Culture of Death: The Assault on Medical Ethics in America, by Wesley J. Smith (Encounter, 285 pp., $23.95)

The stories Wesley J. Smith has to tell are appalling. If you have any doubt about the corruption of modern medicine, you need to read the anecdotes scattered through Culture of Death: The Assault on Medical Ethics in America. The sick man forced to call 911 from his hospital bed because the medical staff categorized him as beyond help. The elderly woman left to die in pain because the nursing home declared her life not worth the cost of her care. The unconscious teenager sentenced to death by untreated fever because his doctor decided his life was "effectively over."

The solution to the sickness that has infected American medical care, however, requires not only that we recoil at the symptoms, but that we grasp the underlying disease. And that proves, in certain ways, the harder task. For while we register our indignation at this or that horror story-thinking each an abuse of a system still basically Hippocratic, still primarily concerned with the saving of life-the engine of "bioethics" rolls silently on. Every day, another hospital board is captured, another treatment protocol is redefined, another medical student takes a course in physician-assisted suicide, another HMO is told that the money-saving measure of euthanasia is an ethically justifiable form of "care for the terminally ill."

It is to expose this disease that Wesley Smith has written Culture of Death. A lawyer by training, he has assembled what is, in essence, a brief against bioethics as it is presented in America's premier philosophy departments, think tanks, and scholarly journals. Nearly everyone has heard about Jack Kevorkian's serial-killing of people whose main problems were depression and bad pain control, just as nearly everyone has heard about Peter Singer's appointment to a chair at Princeton University as a reward for proclaiming that a baby is of less value than a pig. But the shocking thing that Smith reveals is just how casually approved is the theory that justifies Kevorkian and Singer in places like Georgetown University's Kennedy Institute of Ethics, the Hastings Center, and the New England Journal of Medicine-the institutions to which American medicine looks for ethical guidance.

It's not the cranks with mimeograph machines in their basements who want to kill you. The philosophers who assume that some lives are not worth living, the activists who believe that the infirm have a duty to die, the doctors who study the mechanics of killing their patients: They are now the threat, and they are establishment in America today.

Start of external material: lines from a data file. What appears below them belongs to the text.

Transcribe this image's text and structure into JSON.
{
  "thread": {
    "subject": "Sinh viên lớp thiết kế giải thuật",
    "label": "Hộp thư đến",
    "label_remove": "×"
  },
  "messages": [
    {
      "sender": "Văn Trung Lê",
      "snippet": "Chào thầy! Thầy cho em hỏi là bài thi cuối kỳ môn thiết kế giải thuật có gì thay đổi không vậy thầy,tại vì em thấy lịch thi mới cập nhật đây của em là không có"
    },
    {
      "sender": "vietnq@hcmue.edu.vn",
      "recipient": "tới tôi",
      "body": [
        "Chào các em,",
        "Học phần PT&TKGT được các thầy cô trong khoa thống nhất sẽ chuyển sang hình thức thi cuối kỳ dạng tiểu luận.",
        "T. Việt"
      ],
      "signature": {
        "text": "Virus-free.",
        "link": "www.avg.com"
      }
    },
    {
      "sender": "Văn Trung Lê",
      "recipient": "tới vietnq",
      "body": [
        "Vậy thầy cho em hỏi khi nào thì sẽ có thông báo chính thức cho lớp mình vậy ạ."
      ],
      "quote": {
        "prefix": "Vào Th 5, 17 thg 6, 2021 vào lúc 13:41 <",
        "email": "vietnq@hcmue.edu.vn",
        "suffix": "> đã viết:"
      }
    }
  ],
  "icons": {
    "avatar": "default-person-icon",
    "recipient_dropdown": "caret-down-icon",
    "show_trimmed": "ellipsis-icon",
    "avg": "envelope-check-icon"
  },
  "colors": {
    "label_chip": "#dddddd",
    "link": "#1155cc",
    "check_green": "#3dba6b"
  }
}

Of course, the irrepressible Peter Singer is in the lead. There's a chapter in his latest book, Writings on an Ethical Life, called "Euthanasia: Emerging from Hitler's Shadow," which may make you wonder how far we are from a Princeton professor writing "Anti-Semitism: Emerging from Hitler's Shadow." But Singer is, in fact, merely less circumspect than his colleagues. Wesley Smith reveals a world of well-rewarded establishment figures who "reject what until now has been the core value of Western civilization: that all human beings possess equal moral worth."

In the seven central chapters in Culture of Death, Smith lays out the assault on the traditional ethics that once assumed that the saving of individual lives was medicine's highest concern.

He shows how "patient autonomy" became the mantra that justified passive abandonment and even active killing of sick people. He rages against "the bioethics-driven medical policy called Futile Care Theory," by which, he argues, hospitals require doctors to give up on whole classes of their patients. He excoriates current models for rationing health care, arguing that they all assume individual lives are fungible and disposable. He points out how the public's acquiescence in organ donation from the dead has emboldened theorists to demand organ donation from the living. He demonstrates that the clamor for animal rights serves primarily not to elevate animal life but to depreciate human life. And he ends with a call for a "'human-rights' bioethics"-a medical ethics that reembraces the old, Hippocratic love of life and rejects the eugenic flirtation with death.